Jacques HM Cohen 6/3/2025
Sur les ondes de RCF: LIEN
La chronique d’actualité avec le Professeur Jacques Cohen, en ligne avec nous. Professeur Bonjour.
Bonjour.
Avec une chronique aujourd’hui consacrée au Président de la République Francelaise, Emmanuel Macron, en retard, en avance, pas à l’heure. Professeur Jacques Cohen, si je vous provoque un peu, est ce que l’on peut dire que le Président de la République Francelaise, Emmanuel Macron, a une horloge dans le ventre ?
Dans le ventre je ne sais pas, mais pour quelqu’un qui se voulait le maître des horloges, il est spectaculaire de voir que ses positions sont là décalées dans tous les sens et pas du tout à l’heure.
Premièrement, il est en retard. Il est en retard sur quoi ? Il est en retard sur l’accord de paix, ou du moins de cessez-le-feu entre Trump et la Russie. Parce qu’il est évident que cet accord, il est déjà bouclé, il n’y a rien à négocier, on prie les Ukrainiens de signer en bas de la page qui est à moitié blanche, et de faire ce que Trump dira.

Lempire russe en 1914. De la minuscule Moscovie de 1300 puis à l’avènement d’Ivan le terrible et les étapes suivantes de son expansion. L’expansion vers l’Ouest de la plus grande Russie est restée limitée. La Russie contemporaine est très en retrait.
Et les Européens n’ont absolument pas le pouvoir de changer les choses en continuant la guerre et en fournissant les Ukrainiens que les Américains le veuillent ou pas. Nous avons fait une petite démonstration il y a 2 jours que nous avions encore la possibilité d’envoyer un avion de reconnaissance électronique pour montrer qu’on pourrait capter les signaux des radars et autres à la place des Américains, mais de façon extrêmement limitée par rapport à un front qui fait 1 200 km, c’était une action symbolique. Quant aux Britanniques, qui sont sur la même ligne que les Français, ils ont un autre problème, c’est que l’intégralité de leurs moyens de renseignement sont intégrés avec les États-Unis et qu’ils n’ont pas le droit d’employer leurs moyens de reconnaissance électronique tout seul, de même pour la plupart de leurs systèmes, ils n’ont pas d’indépendance. Pour le nucléaire ils n’ont pas d’indépendance. Et d’autre part, tous les pays d’Europe qui ont acheté des avions américains par définition, ceux-ci peuvent être cloués au sol par un simple pianotage sur un clavier aux États-Unis. Donc, les Européens annoncent qu’ils peuvent produire des obus et qu’ils peuvent aider les Ukrainiens à poursuivre, c’est complètement faux. D’abord parce que dès que les Américains ne fourniront plus de couverture antimissiles, les frappes russes vont être beaucoup précises, vont terminer de liquider les infrastructures ukrainiennes, qui seront à ce moment-là dans une très mauvaise posture.

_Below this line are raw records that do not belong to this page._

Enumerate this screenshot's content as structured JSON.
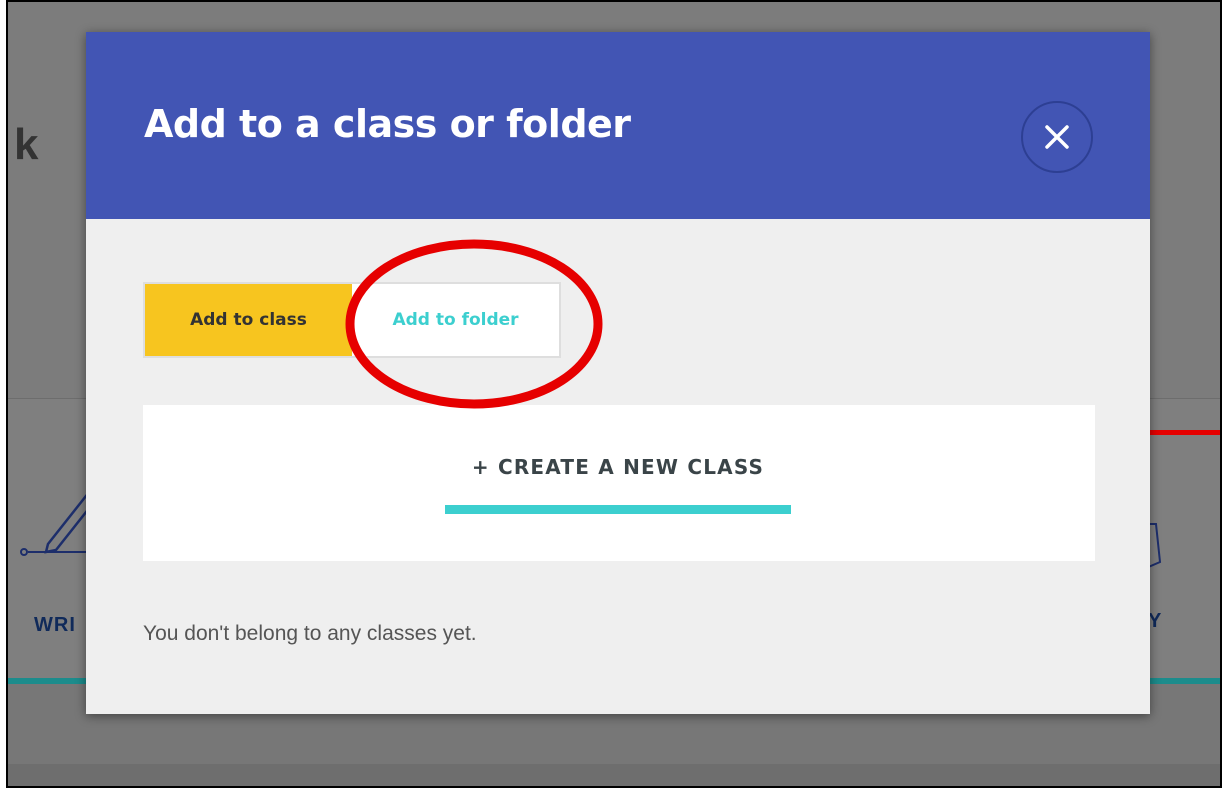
{
  "modal": {
    "title": "Add to a class or folder",
    "close_icon": "close-icon",
    "tabs": [
      {
        "label": "Add to class",
        "active": true
      },
      {
        "label": "Add to folder",
        "active": false
      }
    ],
    "create_label": "+ CREATE A NEW CLASS",
    "empty_message": "You don't belong to any classes yet."
  },
  "background": {
    "heading_glyph": "k",
    "left_label": "WRI",
    "right_label": "Y",
    "left_icon": "pencil-icon",
    "right_icon": "card-icon"
  },
  "colors": {
    "header": "#4255b4",
    "tab_active": "#f7c51f",
    "accent_teal": "#3ccfcf",
    "annotation_red": "#e60000"
  }
}
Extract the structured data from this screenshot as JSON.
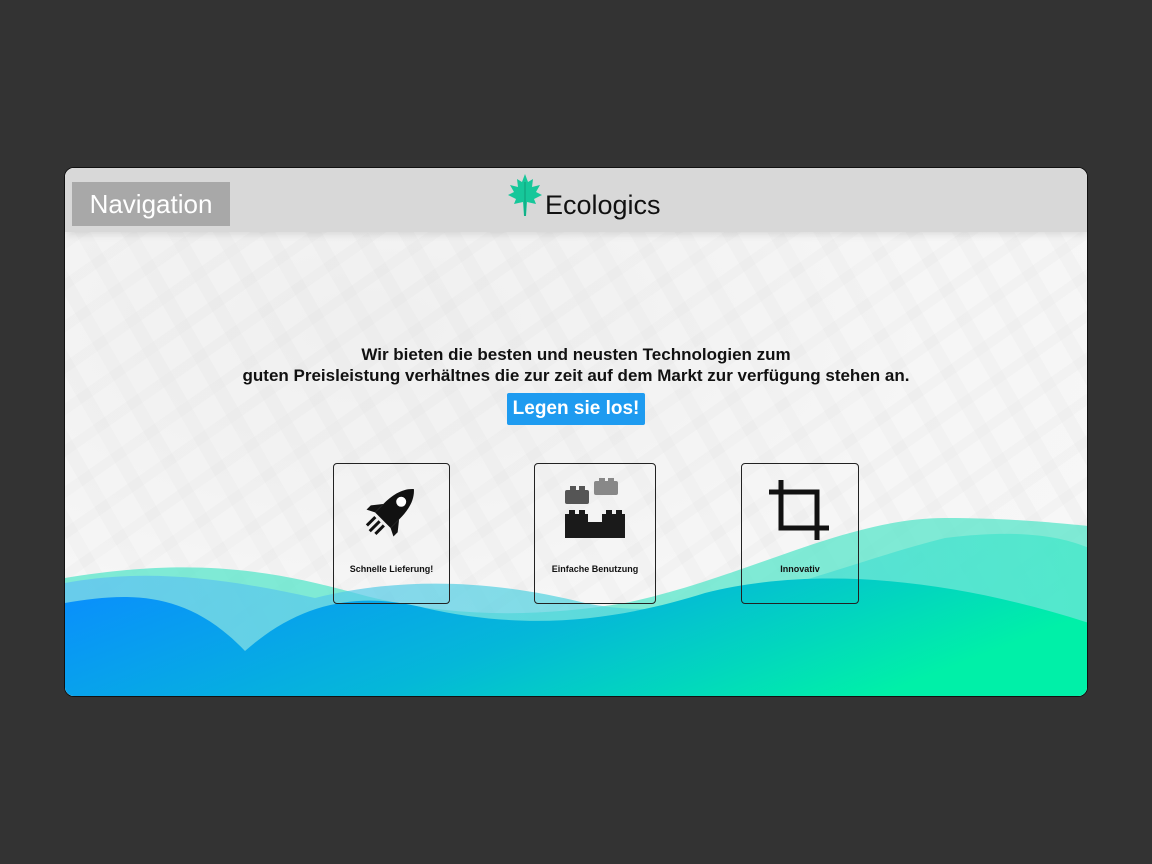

De la même façon, il faut tenir compte de la réalité des choses, c’est à dire que l’accord de Trump et de Poutine comporte l’acceptation pour l’Ukraine du plan russe. L’accord n’est d’ailleurs pas probablement sur les matières premières en Ukraine ou pas uniquement, il est surtout sur des accords non seulement de matières premières, mais d’investissements industriels en Russie pour les États-Unis, et on ne peut pas s’y opposer. C’est sur ce dernier point des investissements US en Russie et non sur la question ukrainienne que des négociations se poursuivent.
Donc à ce moment-là, il faut être réaliste et voir ce qu’on peut faire au-delà. Car dans l’accord dans le plan de Poutine lui donnant 4 oblasts, il garde quand même une grosse épine dans le pied, ce sont les deux oblasts, ceux du nord de l’Ukraine, qu’il n’a pas envahis ou pas réussi à envahir, qui sont celui de Kharkov et celui de Soumy, ceux qui sont à la frontière de la Fédération de Russie. Et c’est quand même très ennuyeux pour lui si d’une façon ou d’une autre il n’a pas un pied là-dedans ou s’il n’obtient pas leur démilitarisation. Il se peut d’ailleurs qu’il ait prévu de faire un plan en deux temps en donnant une grande cuillère à avaler à Trump sur les quatre oblasts qu’il annexe et puis si les Ukrainiens font mine de maintenir une activité militaire, ou s’il y a une rébellion ou si une partie des Ukrainiens font de la guerilla, cela sera pour lui l’occasion de terminer et d’envahir les deux oblasts et surtout surtout celui de Kharkov qui est l’enjeu important.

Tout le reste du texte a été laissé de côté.